The Latest in WiMax Silicon

802.16-2004 — also known as WiMax — is almost ready for the actual prime-time. Not that the fixed wireless broadband technology has ever been out of the spotlight in the last 18 months. That won’t change during the run-up to the release of products that are actually tested for interoperability, especially with chip vendors who want the market share that should come from the WiMax mindshare.


Sequans Communications, with its headquarters in Paris, has announced two WiMax System-on-Chip (SoC) products, one for base stations, another for subscriber stations. Along with the company’s S-Cube software (for Sequans’ Software Solution), the chips are the first in the WiMax line from the fabless semiconductor company.


A principal goal: making sure subscriber stations are customer-installable. The company believes that’s a requirement for mass adoption.


Sequans’ vice president of marketing and business development, Bernard Aboussouan, says the company’s SoCs have “more capability than plain vanilla 802.16-2004.” A second version of the chip will heavily target the mobile space, specifically with the 802.16e spec that’s coming for Mobile WiMax. Sequans counts Airspan among its customers for standard WiMax equipment, but Aboussouan says Sequans is already working with other customers to get WiMax chips embedded directly into laptops and even smaller devices.


That’s not where Wavesat is going, though it wouldn’t be hard. The company said this week its own WiMax Customer Premises Equipment (CPEs, aka subscriber stations) chip would be available on a miniPCI module. While this is a standard used for making additions to laptops all the time, these modules would target Original Equipment Manufacturers (OEMs) and Original Device Manufacturers (ODMs) making CPEs.


This move, says Vijay Dube, vice president of marketing and business development at Wavesat, will do more to drive up volume on WiMax products than anything else, as Asian companies will snap up the modules to build them into products, just like they did in the past with Wi-Fi.


“It simplifies the time to market for customers,” says Dube. “It brings cost down for the overall solution.” The company has six ODMs signed up to use the miniPCI module already.


The miniPCI module will run in the 3.5GHz radio frequency band. Wavesat is offering a development platform for the miniPCI module which is powered by the company’s Evolutive WiMax DM256 chip.

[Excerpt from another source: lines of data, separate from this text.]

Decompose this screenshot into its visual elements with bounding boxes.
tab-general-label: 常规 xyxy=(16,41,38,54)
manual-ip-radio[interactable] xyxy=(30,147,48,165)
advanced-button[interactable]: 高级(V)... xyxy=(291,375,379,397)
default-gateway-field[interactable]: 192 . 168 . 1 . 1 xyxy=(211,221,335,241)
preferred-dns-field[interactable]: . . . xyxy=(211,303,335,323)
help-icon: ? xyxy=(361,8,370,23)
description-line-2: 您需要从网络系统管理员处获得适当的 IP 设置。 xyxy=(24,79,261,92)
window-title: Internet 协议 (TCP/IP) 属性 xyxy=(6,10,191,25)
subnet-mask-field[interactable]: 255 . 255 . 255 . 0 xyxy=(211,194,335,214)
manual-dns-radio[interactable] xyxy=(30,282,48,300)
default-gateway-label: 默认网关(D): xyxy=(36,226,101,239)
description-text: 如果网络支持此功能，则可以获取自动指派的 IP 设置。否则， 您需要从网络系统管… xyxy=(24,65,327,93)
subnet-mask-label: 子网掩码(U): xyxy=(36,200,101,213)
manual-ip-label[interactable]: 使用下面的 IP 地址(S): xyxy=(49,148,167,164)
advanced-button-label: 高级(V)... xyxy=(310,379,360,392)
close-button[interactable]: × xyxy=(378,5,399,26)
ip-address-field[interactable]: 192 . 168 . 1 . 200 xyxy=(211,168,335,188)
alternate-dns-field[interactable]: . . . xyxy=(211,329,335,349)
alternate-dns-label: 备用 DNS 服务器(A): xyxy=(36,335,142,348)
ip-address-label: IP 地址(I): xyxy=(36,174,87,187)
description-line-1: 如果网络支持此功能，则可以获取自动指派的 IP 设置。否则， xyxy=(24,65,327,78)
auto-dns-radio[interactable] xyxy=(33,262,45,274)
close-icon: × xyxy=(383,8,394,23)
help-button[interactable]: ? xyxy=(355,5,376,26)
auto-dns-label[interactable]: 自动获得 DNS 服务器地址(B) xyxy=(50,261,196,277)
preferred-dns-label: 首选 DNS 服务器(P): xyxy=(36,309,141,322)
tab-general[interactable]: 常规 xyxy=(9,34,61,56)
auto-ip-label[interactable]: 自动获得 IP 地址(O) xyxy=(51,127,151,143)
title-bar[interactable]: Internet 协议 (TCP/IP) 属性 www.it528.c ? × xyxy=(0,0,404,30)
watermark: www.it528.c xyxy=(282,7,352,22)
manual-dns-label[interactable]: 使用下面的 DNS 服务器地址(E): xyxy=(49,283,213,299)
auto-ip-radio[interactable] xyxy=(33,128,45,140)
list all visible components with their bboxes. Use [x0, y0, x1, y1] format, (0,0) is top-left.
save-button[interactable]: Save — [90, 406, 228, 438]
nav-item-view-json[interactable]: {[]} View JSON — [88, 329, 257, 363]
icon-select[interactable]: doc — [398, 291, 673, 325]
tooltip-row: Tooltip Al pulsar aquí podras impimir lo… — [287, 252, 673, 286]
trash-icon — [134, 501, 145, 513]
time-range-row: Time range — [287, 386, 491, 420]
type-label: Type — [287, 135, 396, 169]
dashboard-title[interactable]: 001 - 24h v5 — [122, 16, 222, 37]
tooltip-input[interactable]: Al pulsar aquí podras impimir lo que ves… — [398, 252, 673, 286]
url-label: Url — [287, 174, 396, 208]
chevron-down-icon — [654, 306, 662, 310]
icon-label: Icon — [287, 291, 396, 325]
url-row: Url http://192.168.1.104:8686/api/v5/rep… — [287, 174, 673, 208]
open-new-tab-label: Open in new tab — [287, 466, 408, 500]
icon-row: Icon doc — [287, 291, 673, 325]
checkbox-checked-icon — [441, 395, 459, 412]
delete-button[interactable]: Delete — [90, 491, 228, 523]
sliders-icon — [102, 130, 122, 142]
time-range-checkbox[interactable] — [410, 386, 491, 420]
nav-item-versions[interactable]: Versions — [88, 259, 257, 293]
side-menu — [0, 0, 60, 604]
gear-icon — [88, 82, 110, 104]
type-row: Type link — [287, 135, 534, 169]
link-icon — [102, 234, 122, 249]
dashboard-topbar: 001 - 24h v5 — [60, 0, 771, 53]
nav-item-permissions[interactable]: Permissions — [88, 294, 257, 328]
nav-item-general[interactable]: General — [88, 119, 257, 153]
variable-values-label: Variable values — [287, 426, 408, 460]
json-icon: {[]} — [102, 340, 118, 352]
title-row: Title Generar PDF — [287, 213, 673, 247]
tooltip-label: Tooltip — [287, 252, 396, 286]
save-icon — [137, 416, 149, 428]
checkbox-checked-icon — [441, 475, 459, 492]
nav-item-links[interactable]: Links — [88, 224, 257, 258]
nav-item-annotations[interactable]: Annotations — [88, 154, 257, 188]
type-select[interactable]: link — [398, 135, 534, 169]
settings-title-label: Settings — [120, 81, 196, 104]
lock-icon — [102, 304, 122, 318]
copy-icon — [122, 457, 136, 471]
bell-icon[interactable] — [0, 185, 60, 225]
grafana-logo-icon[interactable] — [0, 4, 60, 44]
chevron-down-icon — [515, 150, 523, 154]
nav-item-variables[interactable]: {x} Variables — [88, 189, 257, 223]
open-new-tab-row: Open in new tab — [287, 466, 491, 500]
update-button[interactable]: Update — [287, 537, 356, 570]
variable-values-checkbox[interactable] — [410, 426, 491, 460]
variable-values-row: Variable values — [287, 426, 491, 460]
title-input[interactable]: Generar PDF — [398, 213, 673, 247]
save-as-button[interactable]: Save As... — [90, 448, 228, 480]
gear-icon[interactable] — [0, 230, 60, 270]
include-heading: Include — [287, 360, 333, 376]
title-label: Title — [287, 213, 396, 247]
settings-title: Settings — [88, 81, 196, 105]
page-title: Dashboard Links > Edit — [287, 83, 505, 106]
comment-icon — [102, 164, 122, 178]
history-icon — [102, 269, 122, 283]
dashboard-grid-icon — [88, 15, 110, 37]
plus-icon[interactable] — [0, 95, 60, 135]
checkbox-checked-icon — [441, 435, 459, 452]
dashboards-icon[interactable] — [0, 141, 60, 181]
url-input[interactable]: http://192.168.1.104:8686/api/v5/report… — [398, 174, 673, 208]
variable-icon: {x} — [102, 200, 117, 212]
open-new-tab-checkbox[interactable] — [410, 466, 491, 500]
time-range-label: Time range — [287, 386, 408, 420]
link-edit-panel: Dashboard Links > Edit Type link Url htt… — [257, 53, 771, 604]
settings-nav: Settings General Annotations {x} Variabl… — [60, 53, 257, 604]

While Wavesat isn’t necessarily targeting laptop makers with this release, Dube says WiMax will “be in laptops before 802.16e for certain applications…. the difference is hand-off. Once you want to move around from one cell site to another, you need 16e. But with a campus area, like a university campus [with one base station], 802.16-2004 will still work.”


Both companies have products in with the WiMax Forum for certification testing and expect to see a ramp-up for major product shipments late this year and on into 2006.